Closed arbi-dev closed 8 months ago
Thanks for the proposal, sounds like a useful feature. In essence, we are talking about 2-3 „pre-prompt“ templates, where certain tokens are added for „query“ or „document“.
Ill propose this with upstream libaries, i.e. sentence-transformers or hf/tei. It would be cool if authors of models on huggingface could specify their specfic examples in config.json on huggingface.
Thanks for the reply! Actually, I'm not sure this library needs to provide templates, but perhaps the API schema could be amended to allow an "instruction" parameter for those models which expect to receive it along with the query/text to embed.
The templates would be a matter for the client-side app, although some examples could be useful to include in the documentation.
An important question is whether embedding models simply concatenate the instruction + query to generate the embedding (this is what the paper describing the InstructOR architecture suggests their model does. See https://arxiv.org/pdf/2212.09741.pdf Section 2.1 "Given an input text x and a task instruction Ix, INSTRUCTOR encodes their concatenation Ix ⊕ x. We then generate a fixed-sized, task-specific embedding EI (Ix, x) by applying mean pooling to the last hidden representations over the tokens in x").
If yes, then there's technically no need to pass the instruction and query as separate parameters - they can simply be concatenated before they hit the model API, it just would be a little less transparent and require a bit more coding on the client/front end side.
However if the embedding model does more than simply concatenate, then there is a risk that the embedding created by concatenation alone will not perform as well. Accordingly, I think it would be more future-proof and transparent to include the option to pass the instruction as a parameter for those models which are designed for it.

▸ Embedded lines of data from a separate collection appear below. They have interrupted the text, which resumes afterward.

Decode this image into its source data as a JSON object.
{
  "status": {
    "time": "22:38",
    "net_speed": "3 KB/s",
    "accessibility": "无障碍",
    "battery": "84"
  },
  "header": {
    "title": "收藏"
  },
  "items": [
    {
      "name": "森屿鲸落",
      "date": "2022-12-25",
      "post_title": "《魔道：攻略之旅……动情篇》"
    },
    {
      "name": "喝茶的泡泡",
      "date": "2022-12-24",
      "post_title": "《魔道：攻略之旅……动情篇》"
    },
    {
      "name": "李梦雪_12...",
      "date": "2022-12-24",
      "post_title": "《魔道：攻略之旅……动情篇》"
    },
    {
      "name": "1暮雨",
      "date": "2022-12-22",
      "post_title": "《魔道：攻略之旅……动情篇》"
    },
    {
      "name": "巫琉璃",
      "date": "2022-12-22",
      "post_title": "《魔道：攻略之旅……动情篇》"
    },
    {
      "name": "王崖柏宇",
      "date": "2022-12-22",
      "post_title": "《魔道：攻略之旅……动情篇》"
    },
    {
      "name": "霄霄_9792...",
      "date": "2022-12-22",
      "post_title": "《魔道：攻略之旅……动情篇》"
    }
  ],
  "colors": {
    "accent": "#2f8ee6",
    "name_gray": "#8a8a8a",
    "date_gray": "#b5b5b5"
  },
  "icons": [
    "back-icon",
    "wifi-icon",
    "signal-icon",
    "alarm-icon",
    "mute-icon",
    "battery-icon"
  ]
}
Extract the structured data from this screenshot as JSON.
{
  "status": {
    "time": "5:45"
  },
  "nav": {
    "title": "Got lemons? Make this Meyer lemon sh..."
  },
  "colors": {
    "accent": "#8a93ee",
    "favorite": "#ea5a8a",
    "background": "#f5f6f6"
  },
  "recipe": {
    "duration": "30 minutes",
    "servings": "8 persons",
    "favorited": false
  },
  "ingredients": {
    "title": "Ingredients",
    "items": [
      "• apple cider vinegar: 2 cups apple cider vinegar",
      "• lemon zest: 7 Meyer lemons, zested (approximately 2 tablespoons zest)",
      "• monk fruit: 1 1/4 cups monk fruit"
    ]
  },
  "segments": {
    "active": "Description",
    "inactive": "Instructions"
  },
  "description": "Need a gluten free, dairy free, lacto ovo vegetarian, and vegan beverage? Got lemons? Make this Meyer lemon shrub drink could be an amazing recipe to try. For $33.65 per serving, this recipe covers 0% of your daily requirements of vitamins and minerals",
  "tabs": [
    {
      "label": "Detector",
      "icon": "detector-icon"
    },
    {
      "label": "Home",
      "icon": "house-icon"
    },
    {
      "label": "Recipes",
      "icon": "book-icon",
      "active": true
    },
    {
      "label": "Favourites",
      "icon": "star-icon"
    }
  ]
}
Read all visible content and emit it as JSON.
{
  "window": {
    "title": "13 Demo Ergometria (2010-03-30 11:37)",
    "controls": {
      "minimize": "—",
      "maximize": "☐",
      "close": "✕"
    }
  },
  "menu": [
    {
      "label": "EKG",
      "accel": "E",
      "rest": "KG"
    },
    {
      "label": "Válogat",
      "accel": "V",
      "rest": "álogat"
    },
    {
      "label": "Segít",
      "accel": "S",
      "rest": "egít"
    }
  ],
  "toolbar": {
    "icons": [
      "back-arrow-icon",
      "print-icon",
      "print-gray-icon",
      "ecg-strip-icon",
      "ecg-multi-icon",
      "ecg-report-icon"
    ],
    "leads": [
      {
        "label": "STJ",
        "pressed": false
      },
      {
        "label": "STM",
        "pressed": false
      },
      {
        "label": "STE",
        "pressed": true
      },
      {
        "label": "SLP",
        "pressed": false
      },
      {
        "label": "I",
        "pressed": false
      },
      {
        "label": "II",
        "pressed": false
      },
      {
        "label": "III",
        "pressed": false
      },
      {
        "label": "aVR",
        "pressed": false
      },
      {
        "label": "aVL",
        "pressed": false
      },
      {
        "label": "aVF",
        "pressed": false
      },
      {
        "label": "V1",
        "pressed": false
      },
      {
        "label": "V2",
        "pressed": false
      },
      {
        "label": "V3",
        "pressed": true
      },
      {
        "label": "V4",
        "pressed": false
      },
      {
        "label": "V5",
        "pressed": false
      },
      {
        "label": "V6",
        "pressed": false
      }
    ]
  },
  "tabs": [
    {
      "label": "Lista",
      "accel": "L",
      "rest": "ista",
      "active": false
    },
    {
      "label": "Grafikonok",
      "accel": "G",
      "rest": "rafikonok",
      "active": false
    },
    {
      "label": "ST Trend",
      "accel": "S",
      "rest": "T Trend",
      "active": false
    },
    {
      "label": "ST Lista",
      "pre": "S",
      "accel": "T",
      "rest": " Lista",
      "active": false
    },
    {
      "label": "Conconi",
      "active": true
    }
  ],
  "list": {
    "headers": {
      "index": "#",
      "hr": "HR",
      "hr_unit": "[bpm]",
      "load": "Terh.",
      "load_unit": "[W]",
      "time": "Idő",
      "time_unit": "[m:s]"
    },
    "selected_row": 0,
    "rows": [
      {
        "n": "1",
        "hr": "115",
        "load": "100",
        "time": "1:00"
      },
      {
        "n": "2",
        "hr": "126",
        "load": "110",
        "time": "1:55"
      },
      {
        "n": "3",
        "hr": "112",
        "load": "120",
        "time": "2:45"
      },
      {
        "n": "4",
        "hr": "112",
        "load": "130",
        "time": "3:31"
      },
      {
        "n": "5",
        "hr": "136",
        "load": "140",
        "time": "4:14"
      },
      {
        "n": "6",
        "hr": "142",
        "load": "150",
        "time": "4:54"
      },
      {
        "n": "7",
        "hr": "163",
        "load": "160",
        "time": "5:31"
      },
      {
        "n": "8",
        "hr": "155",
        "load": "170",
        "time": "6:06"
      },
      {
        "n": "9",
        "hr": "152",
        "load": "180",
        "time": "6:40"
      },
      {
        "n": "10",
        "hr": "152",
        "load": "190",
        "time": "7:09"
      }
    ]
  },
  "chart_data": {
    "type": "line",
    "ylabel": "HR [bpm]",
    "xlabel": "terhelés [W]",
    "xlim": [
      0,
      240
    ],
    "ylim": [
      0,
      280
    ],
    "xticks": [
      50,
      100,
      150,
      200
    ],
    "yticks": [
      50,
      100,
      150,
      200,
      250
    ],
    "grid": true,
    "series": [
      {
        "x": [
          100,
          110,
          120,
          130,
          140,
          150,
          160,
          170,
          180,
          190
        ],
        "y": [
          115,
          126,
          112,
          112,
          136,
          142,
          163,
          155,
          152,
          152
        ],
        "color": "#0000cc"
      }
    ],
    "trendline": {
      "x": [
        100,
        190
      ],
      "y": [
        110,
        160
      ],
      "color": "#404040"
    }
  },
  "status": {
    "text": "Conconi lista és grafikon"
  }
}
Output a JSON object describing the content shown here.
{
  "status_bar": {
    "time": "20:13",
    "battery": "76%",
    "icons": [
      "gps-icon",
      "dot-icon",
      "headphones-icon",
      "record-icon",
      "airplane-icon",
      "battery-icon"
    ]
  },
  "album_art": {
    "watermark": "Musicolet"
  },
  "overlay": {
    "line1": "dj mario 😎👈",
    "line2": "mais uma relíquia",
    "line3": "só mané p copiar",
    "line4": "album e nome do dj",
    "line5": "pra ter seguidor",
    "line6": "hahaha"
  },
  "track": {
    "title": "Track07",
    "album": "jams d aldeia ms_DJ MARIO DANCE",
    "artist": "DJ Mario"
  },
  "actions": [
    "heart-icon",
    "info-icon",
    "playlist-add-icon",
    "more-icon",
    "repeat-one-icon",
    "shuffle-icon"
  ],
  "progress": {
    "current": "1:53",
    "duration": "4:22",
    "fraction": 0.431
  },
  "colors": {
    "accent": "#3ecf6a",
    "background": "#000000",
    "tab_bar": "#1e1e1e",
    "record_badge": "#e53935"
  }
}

I think that I found a way to have it support instructions. Please contact me if you're interested.
I think that I found a way to have it support instructions. Please contact me if you're interested.
Hi, it is possible by simple concatenation of the instruction + query before embedding. Looking to have it supported at library / api level. I know there are a couple of folks working on HF transformers looking at some changes to support this. What kind of solution do you have in mind?
I just may have solved the issue of instructor not being able to be used with anything above sentence-transformers==2.2.2
...I mean, using float16. @michaelfeil you might want to incorporate this into Infinity since you only support certain sentence-transformer models and stuff (i.e. gtr) and a few others (i.e. gte). Here's the solution I came up with, which I haven't had a chance to test extensively yet:
1) Put this script in the directory as the other scripts in your program. This script I've named custom_instructor.py
import torch
from sentence_transformers import SentenceTransformer, util
import numpy as np
import time
class CustomInstructor(SentenceTransformer):
def __init__(self, model_name_or_path="fdaf", device='cuda', dtype=torch.float16):
super().__init__(model_name_or_path, device=device)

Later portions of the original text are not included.